1740-10-31, de Voltaire [François Marie Arouet] à Frederick II, king of Prussia.

Sire,

Les plus grandes époques suivent de près votre couronnement.
Vous alléz faire un Empereur ou l'être. Il seroit bien juste que celuy qui a l'âme des Titus, des Trajans, des Antonins, des Juliens, eut aussi leur trône.

Soit que votre majesté soit Empereur ou Roy, elle n'est née que pour faire du bien. Je la remercie tendremt de ce qu'elle daigne faire pour le marquis du Chastelet. Je vais l'en informer; je ne doute pas (quelque proposition qu'on puisse luy faire dans l'empire) qu'il ne préfère à tout, l'honneur de donner son sang pour votre personne. J'ignore cependant quels arrangemens il a pu prendre depuis un mois avec la cour du grand duc; mais je réponds d'une reconnaissance éternelle, et d'un attachement inviolable de sa part.
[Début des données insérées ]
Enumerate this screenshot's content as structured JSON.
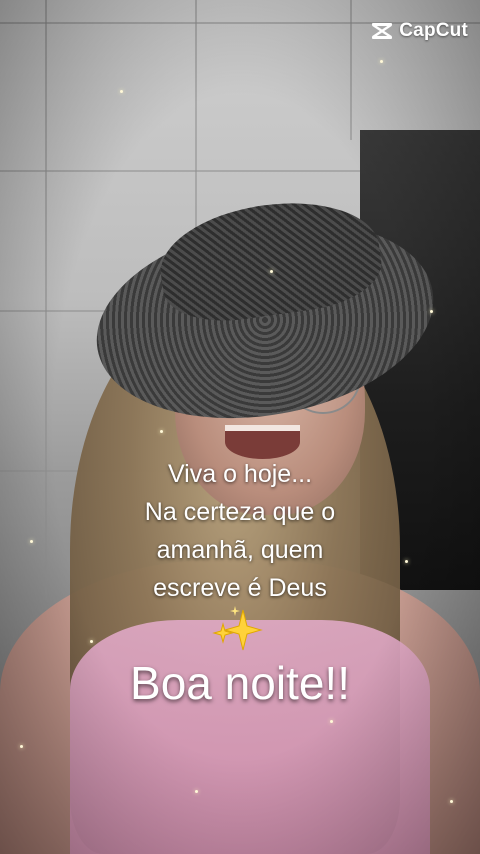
{
  "watermark": {
    "brand": "CapCut",
    "icon": "capcut-logo-icon"
  },
  "caption": {
    "lines": [
      "Viva o hoje...",
      "Na certeza que o",
      "amanhã, quem",
      "escreve é Deus"
    ],
    "emoji_icon": "sparkles-icon",
    "headline": "Boa noite!!"
  },
  "colors": {
    "text": "#ffffff",
    "shirt": "#d592b5"
  }
}
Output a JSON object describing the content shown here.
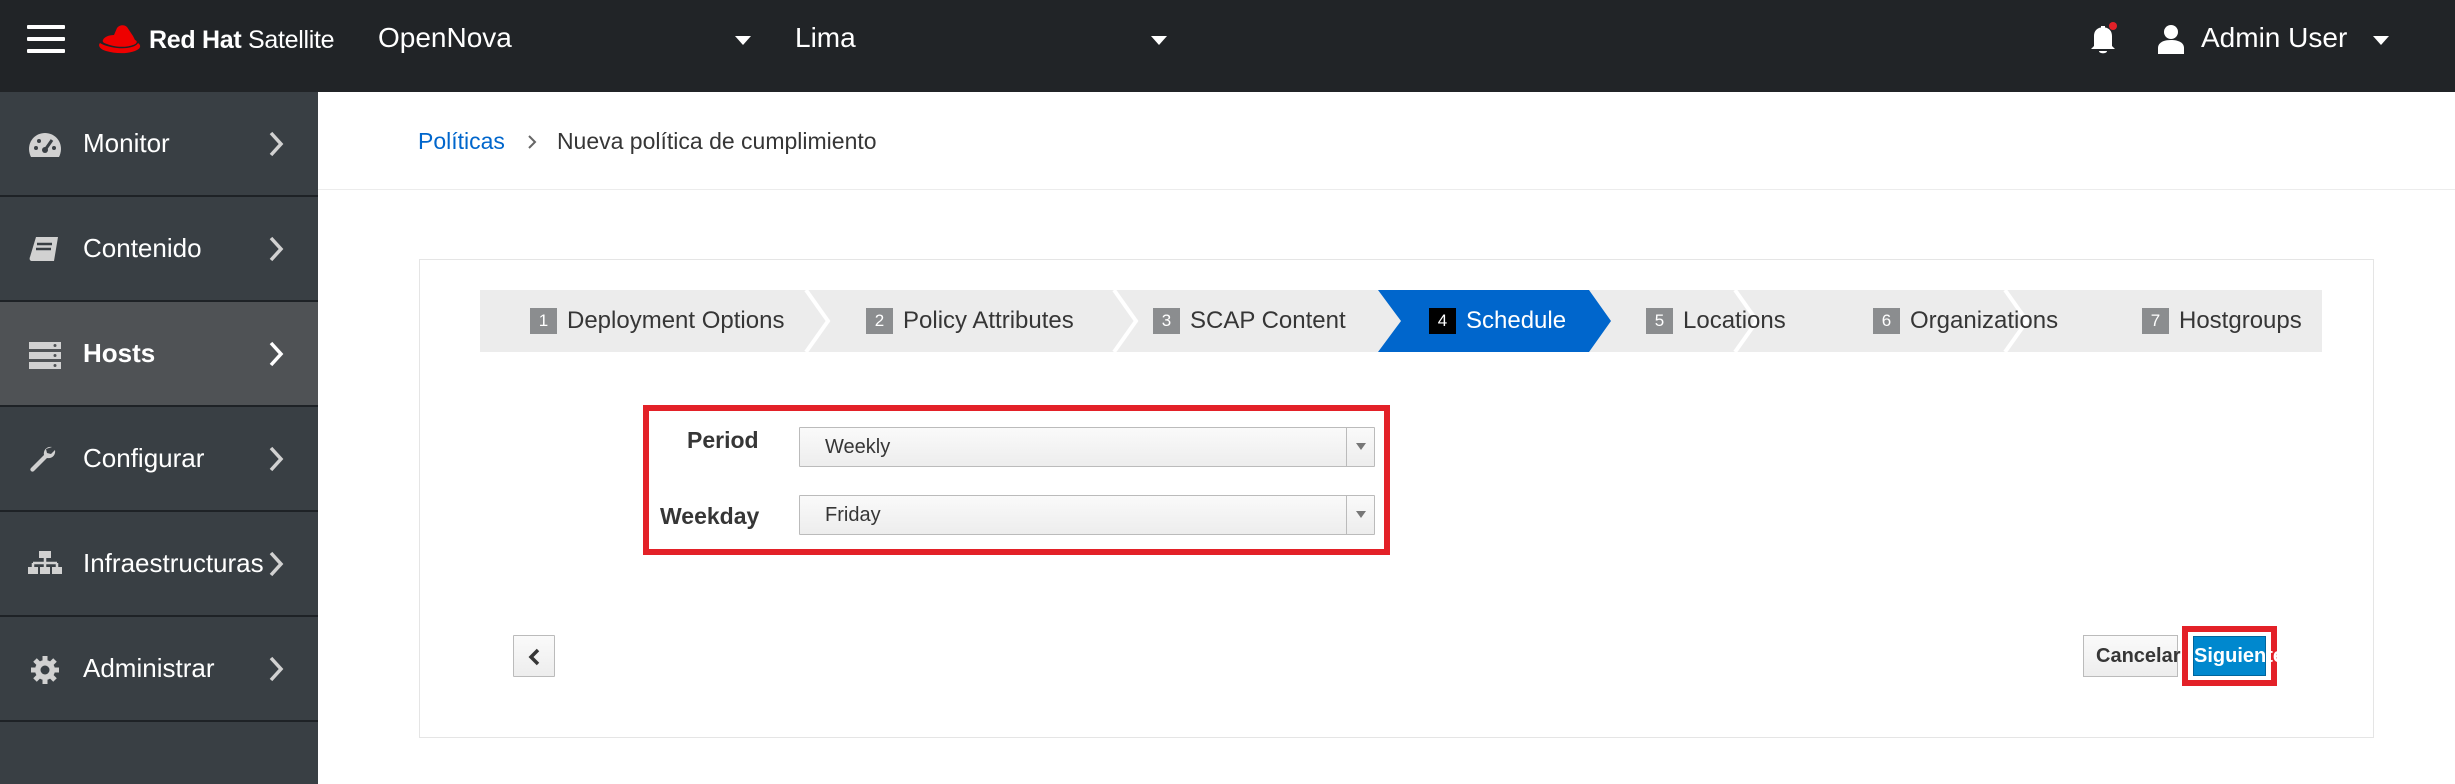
{
  "header": {
    "brand_bold": "Red Hat",
    "brand_rest": "Satellite",
    "organization": "OpenNova",
    "location": "Lima",
    "user": "Admin User",
    "icons": [
      "hamburger-icon",
      "redhat-logo",
      "bell-icon",
      "user-icon",
      "caret-down-icon"
    ]
  },
  "sidebar": {
    "items": [
      {
        "label": "Monitor",
        "icon": "dashboard-icon"
      },
      {
        "label": "Contenido",
        "icon": "book-icon"
      },
      {
        "label": "Hosts",
        "icon": "server-icon",
        "active": true
      },
      {
        "label": "Configurar",
        "icon": "wrench-icon"
      },
      {
        "label": "Infraestructuras",
        "icon": "sitemap-icon"
      },
      {
        "label": "Administrar",
        "icon": "gear-icon"
      }
    ]
  },
  "breadcrumb": {
    "parent": "Políticas",
    "current": "Nueva política de cumplimiento"
  },
  "wizard": {
    "steps": [
      {
        "num": "1",
        "label": "Deployment Options"
      },
      {
        "num": "2",
        "label": "Policy Attributes"
      },
      {
        "num": "3",
        "label": "SCAP Content"
      },
      {
        "num": "4",
        "label": "Schedule",
        "active": true
      },
      {
        "num": "5",
        "label": "Locations"
      },
      {
        "num": "6",
        "label": "Organizations"
      },
      {
        "num": "7",
        "label": "Hostgroups"
      }
    ]
  },
  "form": {
    "period_label": "Period",
    "period_value": "Weekly",
    "weekday_label": "Weekday",
    "weekday_value": "Friday"
  },
  "buttons": {
    "cancel": "Cancelar",
    "next": "Siguiente"
  },
  "colors": {
    "topbar": "#212427",
    "sidebar": "#393f44",
    "active_step": "#0066cc",
    "primary": "#0088ce",
    "highlight": "#e32128",
    "link": "#0066cc"
  }
}
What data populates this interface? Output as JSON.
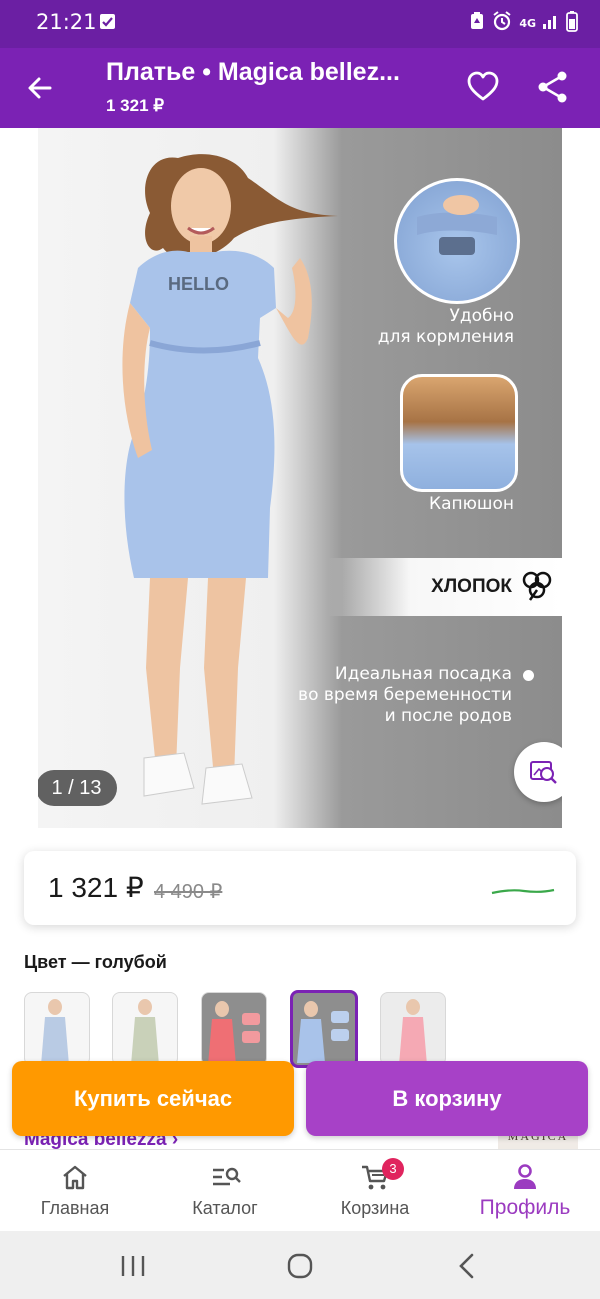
{
  "status_bar": {
    "time": "21:21",
    "network": "4G"
  },
  "header": {
    "title": "Платье • Magica bellez...",
    "price": "1 321 ₽"
  },
  "gallery": {
    "counter": "1 / 13",
    "feature_1": [
      "Удобно",
      "для кормления"
    ],
    "feature_2": "Капюшон",
    "cotton": "ХЛОПОК",
    "feature_3": [
      "Идеальная посадка",
      "во время беременности",
      "и после родов"
    ],
    "print_text": "HELLO"
  },
  "price_card": {
    "current": "1 321 ₽",
    "old": "4 490 ₽",
    "accent_line_color": "#3aa84a"
  },
  "color": {
    "label": "Цвет — голубой",
    "selected_index": 3,
    "count": 5
  },
  "actions": {
    "buy_now": "Купить сейчас",
    "add_to_cart": "В корзину"
  },
  "brand": {
    "link": "Magica bellezza ›",
    "logo_text": "MAGICA"
  },
  "bottom_nav": {
    "items": [
      {
        "label": "Главная",
        "icon": "home-icon"
      },
      {
        "label": "Каталог",
        "icon": "catalog-search-icon"
      },
      {
        "label": "Корзина",
        "icon": "cart-icon",
        "badge": "3"
      },
      {
        "label": "Профиль",
        "icon": "profile-icon",
        "active": true
      }
    ]
  },
  "colors": {
    "primary": "#7b22b4",
    "status_bar": "#6b1fa3",
    "buy_now": "#ff9900",
    "add_to_cart": "#a741c7",
    "badge": "#e0245e"
  }
}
Oserais-je suplier votre majesté de vouloir bien diviser la pension de dix mille livres de France en deux parts, l'une de 7 mille pour luy, l'autre de trois mille pour sa jeune femme qui est très aimable. 1. cette pension n'étant que de 7 mille livres de France pour ce colonel qui est étranger irriteroit moins la jalousie des nationaux; secondement ces 3000lt données à sa femme seroient regardées comme une marque de vos bontéz pour la mère que votre majesté honore de son estime et de son amitié. Il ne nous resteroit après cela que de venir passer une partie de nos jours dans votre cour, la seule cour des êtres pensants.

J'envoye encor à votre majesté par la présente poste un petit paquet d'Antimachiavels. Sire il est nécessaire pour imposer un éternel silence aux bigots de proscrire l'édition de ce scélérat de Vanduren et d'en faire une nouvelle conforme à la mienne. Je vous demande à genoux de ne point tant négliger une chose si personnelle pour vous, et de laquelle dépend à jamais votre gloire. Un autre peut être élu Empereur, mais un autre ne peut pas donner au monde de telles leçons et de tels exemples.

Vitriarius m'a demandé la permission de citer votre nom dans les écoles publiques. Cela fera plus d'impression, dit il, et ramènera les hommes à la vertu, plus sûrement que cent éditions de Grotius. Je luy ay répondu qu'il pouvoit citer en général un grand prince, mais que je ne croyois pas que votre nom dût être nommé sitôt.

Je crois devoir faire une belle édition sur de grand et bau papier que j'enveray à tous les hommes en place dans l'Europe. La première édition est épuisée et n'est pas asséz belle. Cette démarche me parait aussi indispensable que noble et à sa place. Cela ne coûtera guères plus de 14 à 15 cent florins de Hollande et c'est l'unique moyen d'étouffer les suittes désagréables que l'édition de Vanduren et les nouvelles qu'il peut faire, auroient infailliblement.

Vanduren et son carme demandoient plus de quinze cent ducats pour rendre le manuscrit dont ce scélérat a si indignement abusé, et moi, dans mes deux voiages avec tous les frais extraordinaires que j'ai faits sans trop d'économie, avec l'édition que j'ay payée trop cher, avec les reliures en si grand nombre, en maroquin et en vau, je n'ay pas dépensé il s'en faut baucoup, la moitié de cette somme.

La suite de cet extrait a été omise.